Arundel Gardens, W11

By the 1850s the Ladbroke family, who owned this land was beginning to sell off freehold parcels of undeveloped land, one of which consisted of the land between the south side of Arundel Gardens and the north side of Ladbroke Gardens.

This was acquired in 1852 by Richard Roy, a solicitor who had already been involved in building speculation in Cheltenham. He appears to have done nothing with the Arundel Gardens part of his land until 1862-3, when building leases were granted for the houses on the south side (numbers 1-47). Around the same time, leases were granted to three other builders to build houses on the north side (Edwin Ware for Nos. 2-14). The survey done by the Ordnance Survey in 1863 shows that the south side was complete by then, but only a few houses had been built on the north side, at the Kensington Park Road end. Building clearly proceeded apace, however, as an 1865 plan, done when the street was given its current name and numbers (it was originally called Lansdowne Road Terrace), shows that all the houses were complete by then. The building was not without accidents: a letter in the Times records that in 1865, when work was still being done on the interior of the houses at the Lansdowne Road end, a young boy living at 97 Lansdowne Road died when he fell into a temporary well built by the workmen under the pavement. There were also early problems with flooding. In 1888, a deputation from Arundel Gardens pressed the Metropolitan Board of Works to enquire into the flooding of over-charged main sewers.

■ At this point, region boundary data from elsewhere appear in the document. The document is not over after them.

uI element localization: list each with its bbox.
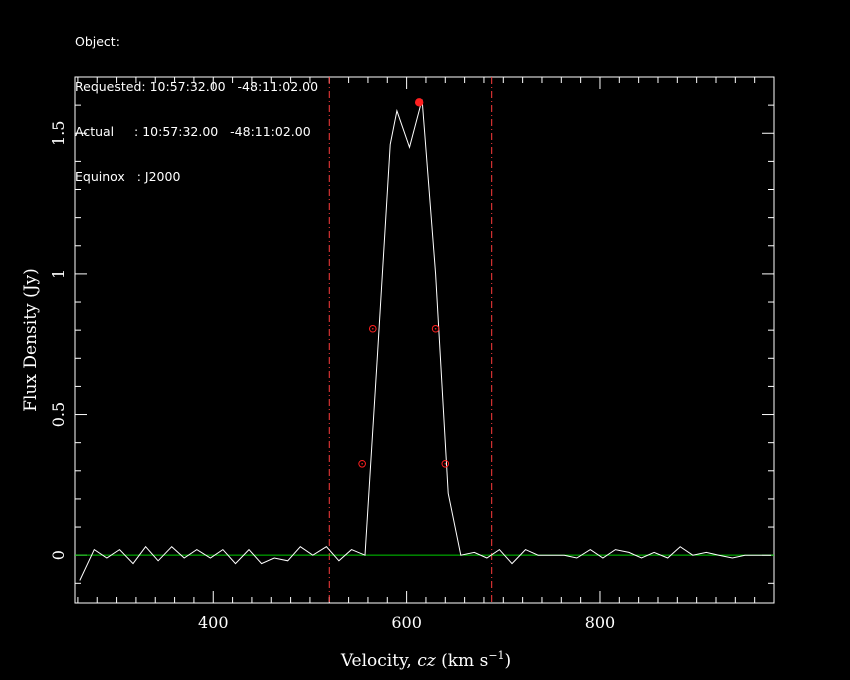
y-tick-label: 0.5 [49,402,68,427]
x-axis-title-units: (km s [436,651,489,671]
x-tick-label: 600 [391,613,422,632]
x-axis-title-sup: −1 [488,649,504,662]
peak-marker [414,98,424,107]
x-tick-label: 800 [585,613,616,632]
header-actual-line: Actual : 10:57:32.00 -48:11:02.00 [75,124,311,139]
plot-layer [75,77,774,603]
spectrum-line [79,99,772,581]
x-axis-title-italic: cz [417,651,437,671]
width-marker [368,324,377,333]
width-marker [358,459,366,468]
width-marker [441,459,450,468]
y-axis-title: Flux Density (Jy) [21,268,41,412]
header-equinox-line: Equinox : J2000 [75,169,181,184]
plot-frame [74,76,775,604]
width-marker [431,324,440,333]
x-tick-label: 400 [198,613,229,632]
header-object-line: Object: [75,34,120,49]
width-marker-dot [371,327,374,330]
x-axis-title-pre: Velocity, [340,651,417,671]
width-marker-dot [444,462,447,465]
width-marker-dot [361,462,363,465]
axis-ticks [75,76,775,603]
x-axis-title-close: ) [505,651,512,671]
axis-tick-labels: 400 600 800 0 0.5 1 1.5 [49,121,615,632]
header-requested-line: Requested: 10:57:32.00 -48:11:02.00 [75,79,319,94]
y-tick-label: 1 [49,269,68,279]
x-axis-title: Velocity, cz (km s−1) [340,649,511,671]
header-info: Object: Requested: 10:57:32.00 -48:11:02… [75,4,318,199]
y-tick-label: 0 [49,550,68,560]
y-tick-label: 1.5 [49,121,68,146]
width-marker-dot [434,327,437,330]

From the beginning, the houses came with access to the communal “pleasure gardens”. In 1862, according to a deed in the London Metropolitan Archives, Richard Roy granted a 2,000 year lease of the land on the south side “to be used or enjoyed thenceforth during the said term as a pleasure garden in proper ornamental cultivation and condition for the exclusive use and benefit of the several freeholders and leaseholders and their several tenants and occupiers for the time being of the messsuages or tenements forming or being part of Ladbroke Gardens and Lansdowne Road Terrace and the respective families and servants of such owners and occupiers and their respective friends in their company”. The householders paid a guinea (£1.10) a year towards the cost of the garden.

The origin of the street name Arundel Gardens is not known. Arundel in Sussex is the seat of the Howard family, Dukes of Norfolk, and the name is common as a street name in areas that are or were owned by the Duke of Norfolk. That is not the case with this road.